[Python-Dev] bytes.from_hex()

Thu Mar 2 04:25:20 CET 2006

[My apologies Greg; I meant to send this to the whole list. I really
need a list-reply button in GMail. ]

On 3/1/06, Greg Ewing <greg.ewing at canterbury.ac.nz> wrote:
> I don't like that, because it creates a dependency
> (conceptually, at least) between the bytes type and
> the unicode type.

I only find half of this bothersome. The unicode type has a pretty
clear dependency on the bytestring type: all I/O needs to be done in
bytes. Various APIs may mask this by accepting unicode values and
transparently doing the right thing, but from the theoretical
standpoint we pretend there is no simple serialization of unicode
values. But the reverse is not true: the bytestring type has no
dependency on unicode.

As a practicality vs purity, however, I think it's a good choice to
let the bytestring type have a tie to unicode, much like the str type
implicitly does now. But you're absolutely right that adding a
.tounicode begs the question why not a .tointeger?

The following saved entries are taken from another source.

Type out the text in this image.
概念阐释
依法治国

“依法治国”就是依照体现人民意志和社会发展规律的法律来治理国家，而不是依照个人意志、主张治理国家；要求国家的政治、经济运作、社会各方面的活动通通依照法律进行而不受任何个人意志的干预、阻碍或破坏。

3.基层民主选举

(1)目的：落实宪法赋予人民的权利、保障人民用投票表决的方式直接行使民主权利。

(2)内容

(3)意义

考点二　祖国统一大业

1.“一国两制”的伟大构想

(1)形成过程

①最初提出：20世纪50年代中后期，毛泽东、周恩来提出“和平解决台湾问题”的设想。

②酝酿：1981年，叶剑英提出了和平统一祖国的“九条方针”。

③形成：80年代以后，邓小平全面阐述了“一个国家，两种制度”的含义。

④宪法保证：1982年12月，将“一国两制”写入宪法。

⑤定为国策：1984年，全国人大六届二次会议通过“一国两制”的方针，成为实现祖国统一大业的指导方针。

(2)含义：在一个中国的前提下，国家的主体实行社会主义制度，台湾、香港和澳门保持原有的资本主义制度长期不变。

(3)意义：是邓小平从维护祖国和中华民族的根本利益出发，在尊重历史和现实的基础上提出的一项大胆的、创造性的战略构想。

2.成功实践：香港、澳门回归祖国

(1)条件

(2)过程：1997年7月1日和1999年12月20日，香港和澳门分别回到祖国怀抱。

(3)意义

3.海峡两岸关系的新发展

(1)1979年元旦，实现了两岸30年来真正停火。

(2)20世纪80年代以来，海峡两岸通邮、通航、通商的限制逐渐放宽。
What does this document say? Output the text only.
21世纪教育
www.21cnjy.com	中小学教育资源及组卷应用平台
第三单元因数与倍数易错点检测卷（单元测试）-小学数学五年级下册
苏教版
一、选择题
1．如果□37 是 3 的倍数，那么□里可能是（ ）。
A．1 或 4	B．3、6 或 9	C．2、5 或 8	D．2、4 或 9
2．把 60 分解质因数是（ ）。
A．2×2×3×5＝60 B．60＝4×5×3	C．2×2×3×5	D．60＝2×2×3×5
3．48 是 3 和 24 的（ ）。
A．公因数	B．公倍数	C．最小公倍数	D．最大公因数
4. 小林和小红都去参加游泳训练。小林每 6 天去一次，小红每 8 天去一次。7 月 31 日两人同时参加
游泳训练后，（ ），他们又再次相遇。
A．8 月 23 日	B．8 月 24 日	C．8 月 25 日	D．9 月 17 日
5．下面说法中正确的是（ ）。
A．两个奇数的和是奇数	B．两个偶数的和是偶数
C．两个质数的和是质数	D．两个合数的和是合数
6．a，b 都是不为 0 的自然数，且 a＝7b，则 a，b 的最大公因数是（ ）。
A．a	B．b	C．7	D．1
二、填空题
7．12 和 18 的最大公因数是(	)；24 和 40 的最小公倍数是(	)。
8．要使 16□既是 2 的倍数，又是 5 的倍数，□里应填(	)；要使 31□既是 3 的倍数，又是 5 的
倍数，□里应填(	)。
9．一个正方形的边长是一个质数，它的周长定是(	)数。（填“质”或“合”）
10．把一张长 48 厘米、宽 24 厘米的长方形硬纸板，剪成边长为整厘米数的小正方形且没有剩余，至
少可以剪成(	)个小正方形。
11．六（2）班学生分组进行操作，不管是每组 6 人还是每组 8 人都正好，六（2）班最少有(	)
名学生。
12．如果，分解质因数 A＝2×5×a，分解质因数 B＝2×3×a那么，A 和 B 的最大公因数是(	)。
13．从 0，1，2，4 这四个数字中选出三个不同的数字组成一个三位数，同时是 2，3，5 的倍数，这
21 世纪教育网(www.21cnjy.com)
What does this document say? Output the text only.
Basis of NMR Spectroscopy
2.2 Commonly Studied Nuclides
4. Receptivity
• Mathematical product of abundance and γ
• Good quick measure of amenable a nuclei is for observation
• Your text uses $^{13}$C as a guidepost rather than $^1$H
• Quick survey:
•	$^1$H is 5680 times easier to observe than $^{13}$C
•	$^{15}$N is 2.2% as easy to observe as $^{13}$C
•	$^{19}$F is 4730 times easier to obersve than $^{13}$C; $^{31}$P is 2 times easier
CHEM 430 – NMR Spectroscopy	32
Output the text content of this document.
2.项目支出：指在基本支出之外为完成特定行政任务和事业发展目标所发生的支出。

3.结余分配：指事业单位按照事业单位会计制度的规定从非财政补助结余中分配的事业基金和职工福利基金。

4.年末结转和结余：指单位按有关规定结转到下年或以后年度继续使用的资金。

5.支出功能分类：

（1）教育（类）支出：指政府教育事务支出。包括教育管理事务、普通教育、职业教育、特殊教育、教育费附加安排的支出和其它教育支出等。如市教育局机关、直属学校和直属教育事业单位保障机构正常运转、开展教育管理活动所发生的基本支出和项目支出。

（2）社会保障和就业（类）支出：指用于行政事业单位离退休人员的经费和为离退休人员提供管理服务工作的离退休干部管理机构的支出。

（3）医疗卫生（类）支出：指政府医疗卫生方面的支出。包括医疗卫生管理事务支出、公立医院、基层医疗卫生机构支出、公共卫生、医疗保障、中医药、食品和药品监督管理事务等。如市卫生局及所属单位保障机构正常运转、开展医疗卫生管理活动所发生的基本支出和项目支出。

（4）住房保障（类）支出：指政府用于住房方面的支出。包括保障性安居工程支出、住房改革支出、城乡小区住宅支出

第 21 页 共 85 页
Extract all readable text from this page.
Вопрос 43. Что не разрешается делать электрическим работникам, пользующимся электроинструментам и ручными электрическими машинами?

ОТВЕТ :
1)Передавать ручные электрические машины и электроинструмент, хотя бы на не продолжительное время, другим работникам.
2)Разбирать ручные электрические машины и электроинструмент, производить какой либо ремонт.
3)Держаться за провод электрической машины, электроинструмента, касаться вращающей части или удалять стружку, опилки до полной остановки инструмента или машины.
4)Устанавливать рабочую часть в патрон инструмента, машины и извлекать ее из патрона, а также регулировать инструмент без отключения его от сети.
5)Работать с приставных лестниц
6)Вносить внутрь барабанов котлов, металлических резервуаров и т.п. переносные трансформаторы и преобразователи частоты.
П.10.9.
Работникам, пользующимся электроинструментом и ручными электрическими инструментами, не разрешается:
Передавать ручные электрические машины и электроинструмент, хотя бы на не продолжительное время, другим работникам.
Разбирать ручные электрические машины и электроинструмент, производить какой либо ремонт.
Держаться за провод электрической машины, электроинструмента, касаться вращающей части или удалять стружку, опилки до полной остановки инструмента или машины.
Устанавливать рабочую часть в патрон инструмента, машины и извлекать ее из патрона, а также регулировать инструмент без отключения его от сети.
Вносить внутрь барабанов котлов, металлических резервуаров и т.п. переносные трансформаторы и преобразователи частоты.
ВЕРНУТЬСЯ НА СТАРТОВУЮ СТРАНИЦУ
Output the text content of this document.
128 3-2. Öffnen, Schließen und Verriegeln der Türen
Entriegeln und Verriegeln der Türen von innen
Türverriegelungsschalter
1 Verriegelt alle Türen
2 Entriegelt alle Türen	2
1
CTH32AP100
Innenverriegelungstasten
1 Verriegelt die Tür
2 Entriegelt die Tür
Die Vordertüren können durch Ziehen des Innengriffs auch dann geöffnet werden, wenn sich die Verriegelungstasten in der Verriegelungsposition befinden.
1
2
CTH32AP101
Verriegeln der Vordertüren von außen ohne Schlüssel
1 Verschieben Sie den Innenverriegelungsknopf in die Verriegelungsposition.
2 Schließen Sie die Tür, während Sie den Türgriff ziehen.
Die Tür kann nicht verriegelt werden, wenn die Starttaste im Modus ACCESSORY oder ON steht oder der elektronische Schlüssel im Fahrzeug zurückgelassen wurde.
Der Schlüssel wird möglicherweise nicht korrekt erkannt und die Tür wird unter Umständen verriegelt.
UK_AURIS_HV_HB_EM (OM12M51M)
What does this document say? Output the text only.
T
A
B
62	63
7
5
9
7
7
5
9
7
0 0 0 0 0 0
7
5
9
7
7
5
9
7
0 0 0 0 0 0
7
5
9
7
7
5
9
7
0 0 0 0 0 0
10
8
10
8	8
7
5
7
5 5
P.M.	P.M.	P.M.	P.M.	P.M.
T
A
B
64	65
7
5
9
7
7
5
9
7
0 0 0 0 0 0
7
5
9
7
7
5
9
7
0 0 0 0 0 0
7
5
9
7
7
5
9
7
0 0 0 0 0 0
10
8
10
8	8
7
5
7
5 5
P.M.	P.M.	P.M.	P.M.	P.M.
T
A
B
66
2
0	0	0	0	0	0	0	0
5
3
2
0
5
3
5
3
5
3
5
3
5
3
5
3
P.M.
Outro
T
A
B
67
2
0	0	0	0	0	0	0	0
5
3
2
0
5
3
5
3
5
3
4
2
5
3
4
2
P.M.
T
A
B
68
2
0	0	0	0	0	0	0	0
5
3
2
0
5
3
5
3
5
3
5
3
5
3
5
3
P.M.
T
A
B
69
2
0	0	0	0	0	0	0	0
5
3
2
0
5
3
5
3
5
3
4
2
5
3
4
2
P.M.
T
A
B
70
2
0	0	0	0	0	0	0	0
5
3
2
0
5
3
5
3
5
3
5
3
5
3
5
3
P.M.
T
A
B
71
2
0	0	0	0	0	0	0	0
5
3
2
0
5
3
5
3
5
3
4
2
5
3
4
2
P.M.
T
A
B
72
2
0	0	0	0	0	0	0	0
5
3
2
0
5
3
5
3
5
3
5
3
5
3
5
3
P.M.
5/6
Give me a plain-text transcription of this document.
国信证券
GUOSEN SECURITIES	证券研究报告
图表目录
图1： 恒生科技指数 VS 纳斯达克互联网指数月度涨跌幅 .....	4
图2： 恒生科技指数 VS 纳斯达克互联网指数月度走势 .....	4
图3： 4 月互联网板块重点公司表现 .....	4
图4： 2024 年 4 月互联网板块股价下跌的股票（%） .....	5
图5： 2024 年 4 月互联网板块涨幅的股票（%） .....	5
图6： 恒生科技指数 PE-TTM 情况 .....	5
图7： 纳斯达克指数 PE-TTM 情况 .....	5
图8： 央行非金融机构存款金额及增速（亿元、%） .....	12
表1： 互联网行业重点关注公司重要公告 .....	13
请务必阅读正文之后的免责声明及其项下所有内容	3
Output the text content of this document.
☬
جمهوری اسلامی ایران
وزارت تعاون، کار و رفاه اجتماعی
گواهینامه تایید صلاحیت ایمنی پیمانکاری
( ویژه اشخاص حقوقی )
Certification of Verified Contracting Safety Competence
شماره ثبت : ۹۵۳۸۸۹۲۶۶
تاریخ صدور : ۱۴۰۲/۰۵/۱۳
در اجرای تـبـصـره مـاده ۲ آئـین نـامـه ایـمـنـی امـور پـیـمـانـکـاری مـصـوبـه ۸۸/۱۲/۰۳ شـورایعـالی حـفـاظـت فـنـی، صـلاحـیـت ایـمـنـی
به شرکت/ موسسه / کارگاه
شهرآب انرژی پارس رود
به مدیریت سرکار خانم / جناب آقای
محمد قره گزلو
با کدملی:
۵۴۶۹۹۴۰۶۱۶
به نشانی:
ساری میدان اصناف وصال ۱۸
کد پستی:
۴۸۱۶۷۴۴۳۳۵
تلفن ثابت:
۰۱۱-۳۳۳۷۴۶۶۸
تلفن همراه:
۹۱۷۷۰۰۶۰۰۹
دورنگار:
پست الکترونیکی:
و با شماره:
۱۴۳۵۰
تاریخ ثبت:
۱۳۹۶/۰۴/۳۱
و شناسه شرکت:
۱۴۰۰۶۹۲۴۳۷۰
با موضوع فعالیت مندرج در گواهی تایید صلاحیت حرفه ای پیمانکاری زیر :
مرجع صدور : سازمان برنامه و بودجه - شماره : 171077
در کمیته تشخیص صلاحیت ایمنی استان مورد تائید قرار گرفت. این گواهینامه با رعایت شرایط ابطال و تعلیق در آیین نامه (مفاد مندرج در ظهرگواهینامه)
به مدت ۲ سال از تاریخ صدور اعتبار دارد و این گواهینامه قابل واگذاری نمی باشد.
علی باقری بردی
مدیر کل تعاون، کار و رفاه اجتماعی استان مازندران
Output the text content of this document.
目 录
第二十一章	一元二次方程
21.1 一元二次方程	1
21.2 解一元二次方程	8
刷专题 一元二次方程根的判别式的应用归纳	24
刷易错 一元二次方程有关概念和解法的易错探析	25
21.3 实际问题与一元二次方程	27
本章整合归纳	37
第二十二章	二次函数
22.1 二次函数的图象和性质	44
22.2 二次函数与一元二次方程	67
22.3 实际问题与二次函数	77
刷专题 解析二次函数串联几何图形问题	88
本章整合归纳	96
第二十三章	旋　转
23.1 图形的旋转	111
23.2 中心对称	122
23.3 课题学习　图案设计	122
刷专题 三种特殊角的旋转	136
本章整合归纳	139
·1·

To try to step back and summarize the viewpoints I've seen so far,
there are three main requirements.

  1) We want things that are conceptually text to be stored in memory
as unicode values.
  2) We want there to be some unambiguous conversion via codecs
between bytestrings and unicode values. This should help teaching,
learning, and remembering unicode.
  3) We want a way to apply and reverse compressions, encodings,
encryptions, etc., which are not only between bytestrings and unicode
values; they may be between any two arbitrary types. This allows
writing practical programs.

There seems to be little disagreement over 1, provided sufficiently
efficient implementation, or sufficient string powers in the
bytestring type. To satisfy both 2 and 3, there seem to be a couple
options. What other requirements do we have?

For (2):
  a) Restrict the existing helpers to be only bytestring.decode and
unicode.encode, possibly enforcing output types of the opposite kind,
and removing bytestring.encode
  b) Add new methods with these semantics, e.g. bytestring.udecode and
unicode.uencode

For (3):
  c) Create new helpers codecs.encode(obj, encoding, errors) and
codecs.decode(obj, encoding, errors)
  d) [Keep existing bytestring and unicode helper methods as is, and]
require use of codecs.getencoder() and codecs.getdecoder() for
arbitrary starting object types

Obviously 2a and 3d do not work together, but 2b and 3c work with
either complementary option. What other options do we have?

Michael
--
Michael Urman  http://www.tortall.net/mu/blog